While reporters sift through every aspect of the life of accused killer Jared Lee Loughner in search of his motivation for shooting Arizona congresswoman Gabrielle Giffords in the head and slaughtering random innocents, including a 9-year-old girl, some in Hollywood have already assigned blame to Fox News, Glenn Beck, Sarah Palin and Bill O'Reilly.
On Monday, though, they and their supporters began to fight back against the assertions that have come from the likes of Jane Fonda, Michael Moore and others.
Many opponents of the political right seized on Palin's online map that put certain districts in crosshairs indicating that Republicans should target their representatives for defeat in the elections two months ago.
Fonda said on her blog the day of the shooting -- before much was known about Loughner -- that she was "sure" that Giffords was shot by "right wing fanatics who have been repeatedly harassing and threatening Giffords, egged on by Sarah Palin and Glen (sic) Beck and Tea Party members."
She reiterated those sentiments later in several tweets.
"When Palin put crosshairs on a map w/Rep. Giffords & 19 other Dem congressmen/women, she urged followers to 'reload' & 'aim' for Democrats," tweeted Moore, the filmmaker known for his left-wing documentaries.
"This now deleted image from Sarah Palin (sic) website will be reason this terrible shooting has huge political ramifications," CNN's Piers Morgan tweeted, linking to an image of the crosshairs map.
"Congresswoman in AZ, who is ON Sarah Palin's crosshairs map was SHOT in the head 2day. Happy now Sarah?" tweeted actress-comedienne-commentator Kathy Griffin.

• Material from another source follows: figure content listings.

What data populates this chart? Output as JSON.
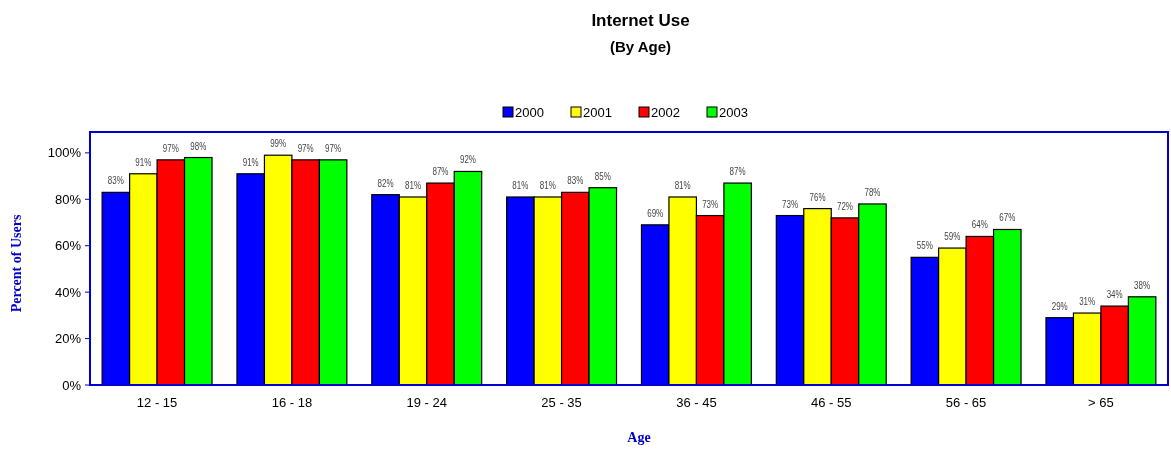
{
  "chart_data": {
    "type": "bar",
    "title": "Internet Use",
    "subtitle": "(By Age)",
    "xlabel": "Age",
    "ylabel": "Percent of Users",
    "categories": [
      "12 - 15",
      "16 - 18",
      "19 - 24",
      "25 - 35",
      "36 - 45",
      "46 - 55",
      "56 - 65",
      "> 65"
    ],
    "series": [
      {
        "name": "2000",
        "color": "#0000ff",
        "values": [
          83,
          91,
          82,
          81,
          69,
          73,
          55,
          29
        ],
        "value_labels": [
          "83%",
          "91%",
          "82%",
          "81%",
          "69%",
          "73%",
          "55%",
          "29%"
        ]
      },
      {
        "name": "2001",
        "color": "#ffff00",
        "values": [
          91,
          99,
          81,
          81,
          81,
          76,
          59,
          31
        ],
        "value_labels": [
          "91%",
          "99%",
          "81%",
          "81%",
          "81%",
          "76%",
          "59%",
          "31%"
        ]
      },
      {
        "name": "2002",
        "color": "#ff0000",
        "values": [
          97,
          97,
          87,
          83,
          73,
          72,
          64,
          34
        ],
        "value_labels": [
          "97%",
          "97%",
          "87%",
          "83%",
          "73%",
          "72%",
          "64%",
          "34%"
        ]
      },
      {
        "name": "2003",
        "color": "#00ff00",
        "values": [
          98,
          97,
          92,
          85,
          87,
          78,
          67,
          38
        ],
        "value_labels": [
          "98%",
          "97%",
          "92%",
          "85%",
          "87%",
          "78%",
          "67%",
          "38%"
        ]
      }
    ],
    "ylim": [
      0,
      109
    ],
    "yticks": [
      {
        "value": 0,
        "label": "0%"
      },
      {
        "value": 20,
        "label": "20%"
      },
      {
        "value": 40,
        "label": "40%"
      },
      {
        "value": 60,
        "label": "60%"
      },
      {
        "value": 80,
        "label": "80%"
      },
      {
        "value": 100,
        "label": "100%"
      }
    ],
    "grid": false,
    "legend": "top"
  }
}
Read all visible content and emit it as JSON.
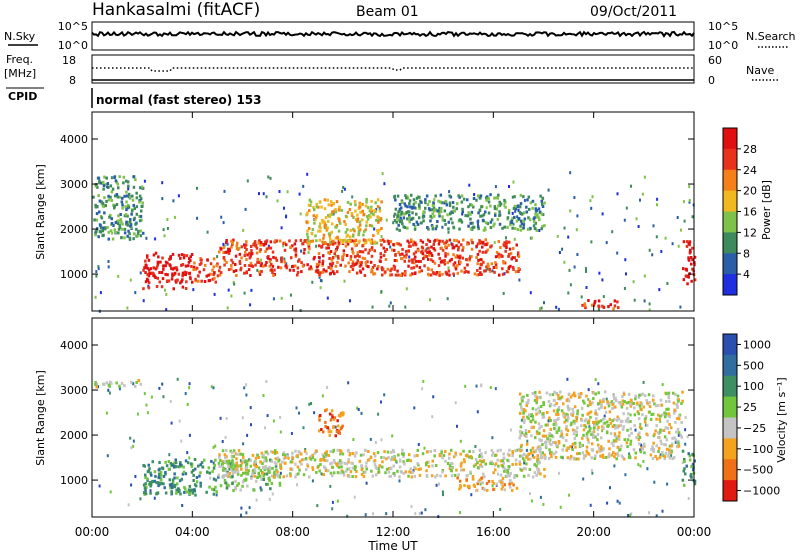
{
  "header": {
    "station": "Hankasalmi (fitACF)",
    "beam": "Beam 01",
    "date": "09/Oct/2011"
  },
  "top_panels": {
    "nsky_label": "N.Sky",
    "nsky_ticks": [
      "10^5",
      "10^0"
    ],
    "nsearch_label": "N.Search",
    "nsearch_ticks": [
      "10^5",
      "10^0"
    ],
    "freq_label_1": "Freq.",
    "freq_label_2": "[MHz]",
    "freq_ticks": [
      "18",
      "8"
    ],
    "nave_label": "Nave",
    "nave_ticks": [
      "60",
      "0"
    ],
    "cpid_label": "CPID",
    "cpid_value": "normal (fast stereo) 153"
  },
  "chart_data": [
    {
      "type": "heatmap",
      "name": "power",
      "ylabel": "Slant Range [km]",
      "y_ticks": [
        "1000",
        "2000",
        "3000",
        "4000"
      ],
      "ylim": [
        180,
        4600
      ],
      "xlim": [
        0,
        24
      ],
      "colorbar_label": "Power [dB]",
      "colorbar_ticks": [
        "4",
        "8",
        "12",
        "16",
        "20",
        "24",
        "28"
      ],
      "colors": [
        "#1f2fe0",
        "#2a5fa8",
        "#3d8a5a",
        "#7fc24a",
        "#f2b81f",
        "#f57f19",
        "#e8321c",
        "#e01010"
      ],
      "features": [
        {
          "t": [
            2.0,
            4.0
          ],
          "r": [
            700,
            1500
          ],
          "level": 7
        },
        {
          "t": [
            4.0,
            5.0
          ],
          "r": [
            850,
            1400
          ],
          "level": 6
        },
        {
          "t": [
            5.0,
            17.0
          ],
          "r": [
            1000,
            1800
          ],
          "level": 6
        },
        {
          "t": [
            0.0,
            2.0
          ],
          "r": [
            1800,
            3200
          ],
          "level": 2
        },
        {
          "t": [
            8.5,
            11.5
          ],
          "r": [
            1700,
            2700
          ],
          "level": 4
        },
        {
          "t": [
            12.0,
            18.0
          ],
          "r": [
            2000,
            2800
          ],
          "level": 2
        },
        {
          "t": [
            23.5,
            24.0
          ],
          "r": [
            800,
            1800
          ],
          "level": 7
        },
        {
          "t": [
            19.5,
            21.0
          ],
          "r": [
            250,
            450
          ],
          "level": 6
        }
      ]
    },
    {
      "type": "heatmap",
      "name": "velocity",
      "ylabel": "Slant Range [km]",
      "y_ticks": [
        "1000",
        "2000",
        "3000",
        "4000"
      ],
      "ylim": [
        180,
        4600
      ],
      "xlim": [
        0,
        24
      ],
      "colorbar_label": "Velocity [m s⁻¹]",
      "colorbar_ticks": [
        "1000",
        "500",
        "100",
        "25",
        "−25",
        "−100",
        "−500",
        "−1000"
      ],
      "colors": [
        "#2a4fb0",
        "#2f6e9e",
        "#3d8f63",
        "#72c63c",
        "#c4c4c4",
        "#f5a21e",
        "#f07018",
        "#e01a10"
      ],
      "features": [
        {
          "t": [
            2.0,
            5.0
          ],
          "r": [
            700,
            1500
          ],
          "level": 2
        },
        {
          "t": [
            5.0,
            7.5
          ],
          "r": [
            800,
            1500
          ],
          "level": 3
        },
        {
          "t": [
            5.0,
            18.0
          ],
          "r": [
            1100,
            1700
          ],
          "level": 4
        },
        {
          "t": [
            17.0,
            23.5
          ],
          "r": [
            1500,
            3000
          ],
          "level": 4
        },
        {
          "t": [
            0.0,
            2.0
          ],
          "r": [
            3100,
            3250
          ],
          "level": 4
        },
        {
          "t": [
            9.0,
            10.0
          ],
          "r": [
            2000,
            2600
          ],
          "level": 6
        },
        {
          "t": [
            14.5,
            17.0
          ],
          "r": [
            800,
            1100
          ],
          "level": 5
        },
        {
          "t": [
            23.5,
            24.0
          ],
          "r": [
            900,
            1700
          ],
          "level": 2
        }
      ]
    }
  ],
  "x_axis": {
    "ticks": [
      "00:00",
      "04:00",
      "08:00",
      "12:00",
      "16:00",
      "20:00",
      "00:00"
    ],
    "label": "Time UT"
  }
}
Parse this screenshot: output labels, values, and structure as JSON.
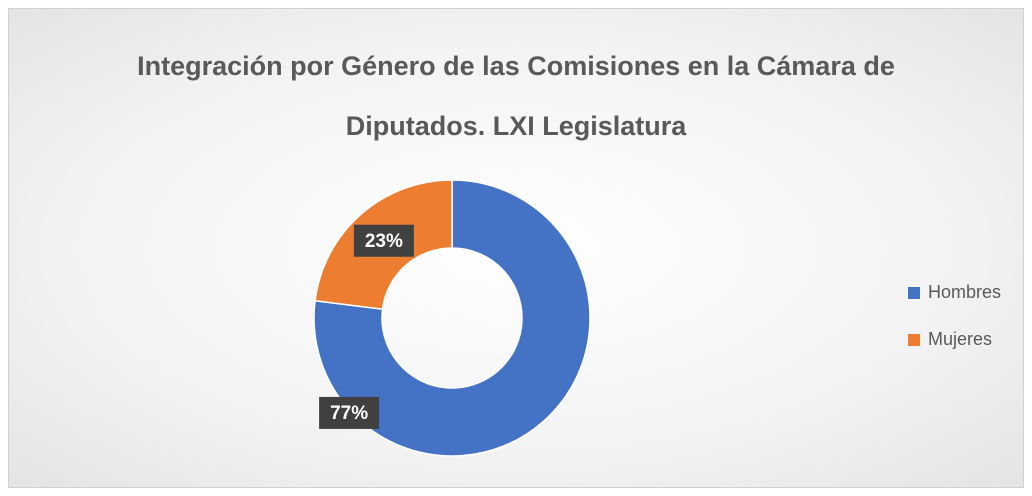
{
  "chart_data": {
    "type": "donut",
    "title": "Integración por Género de las Comisiones en la Cámara de Diputados. LXI Legislatura",
    "categories": [
      "Hombres",
      "Mujeres"
    ],
    "values": [
      77,
      23
    ],
    "value_labels": [
      "77%",
      "23%"
    ],
    "colors": [
      "#4472c4",
      "#ed7d31"
    ],
    "legend": "right"
  }
}
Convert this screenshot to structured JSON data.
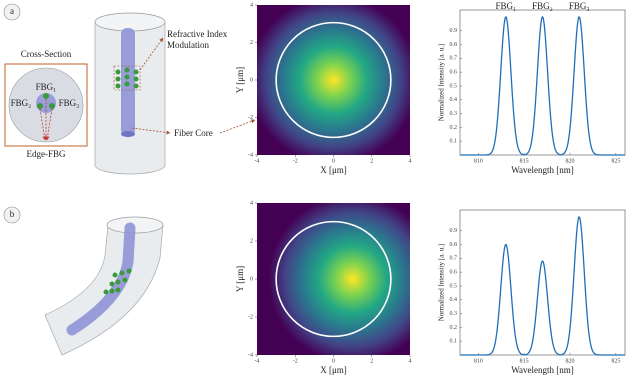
{
  "labels": {
    "panel_a": "a",
    "panel_b": "b",
    "cross_section": "Cross-Section",
    "fbg1": "FBG₁",
    "fbg2": "FBG₂",
    "fbg3": "FBG₃",
    "edge_fbg": "Edge-FBG",
    "modulation": [
      "Refractive Index",
      "Modulation"
    ],
    "fiber_core": "Fiber Core"
  },
  "chart_data": [
    {
      "type": "heatmap",
      "xlabel": "X [μm]",
      "ylabel": "Y [μm]",
      "xlim": [
        -4,
        4
      ],
      "ylim": [
        -4,
        4
      ],
      "xticks": [
        -4,
        -2,
        0,
        2,
        4
      ],
      "yticks": [
        -4,
        -2,
        0,
        2,
        4
      ],
      "peak": [
        0,
        0
      ],
      "core_radius": 3
    },
    {
      "type": "spectrum",
      "xlabel": "Wavelength [nm]",
      "ylabel": "Normalized Intensity [a. u.]",
      "xlim": [
        808,
        826
      ],
      "ylim": [
        0,
        1.05
      ],
      "xticks": [
        810,
        815,
        820,
        825
      ],
      "yticks": [
        0.1,
        0.2,
        0.3,
        0.4,
        0.5,
        0.6,
        0.7,
        0.8,
        0.9
      ],
      "color": "#1f6fb8",
      "fwhm": 1.3,
      "x": [
        813,
        817,
        821
      ],
      "values": [
        1,
        1,
        1
      ],
      "annotations": [
        "FBG₁",
        "FBG₂",
        "FBG₃"
      ]
    },
    {
      "type": "heatmap",
      "xlabel": "X [μm]",
      "ylabel": "Y [μm]",
      "xlim": [
        -4,
        4
      ],
      "ylim": [
        -4,
        4
      ],
      "xticks": [
        -4,
        -2,
        0,
        2,
        4
      ],
      "yticks": [
        -4,
        -2,
        0,
        2,
        4
      ],
      "peak": [
        1,
        0
      ],
      "core_radius": 3
    },
    {
      "type": "spectrum",
      "xlabel": "Wavelength [nm]",
      "ylabel": "Normalized Intensity [a. u.]",
      "xlim": [
        808,
        826
      ],
      "ylim": [
        0,
        1.05
      ],
      "xticks": [
        810,
        815,
        820,
        825
      ],
      "yticks": [
        0.1,
        0.2,
        0.3,
        0.4,
        0.5,
        0.6,
        0.7,
        0.8,
        0.9
      ],
      "color": "#1f6fb8",
      "fwhm": 1.3,
      "x": [
        813,
        817,
        821
      ],
      "values": [
        0.8,
        0.68,
        1
      ]
    }
  ]
}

On his MSNBC show, Keith Olbermann said Beck and O'Reilly should apologize on air for inspiring the killer and, if they don't, their sponsors should repudiate them and President Obama should consider canceling an interview scheduled on Fox with O'Reilly on Super Bowl Sunday.
Fox News head Roger Ailes chose an unusual venue to defend against the critics who claimed his network's star talent were inciting murder, telling Russell Simmons on the hip-hop mogul's GlobalGrind.com website that "it's just a bullshit way to use the death of a little girl to get Fox News in an argument."
He noted that maps with images of targets on them are often used in politics, including one from the Democrats in 2007 that contained "targets on it for the Palin district." Nevertheless, Ailes said he advised personalities on Fox News to tread lightly.
"I told all of our guys, shut up, tone it down, make your argument intellectually," he told Simmons. "You don't have to do it with bombast."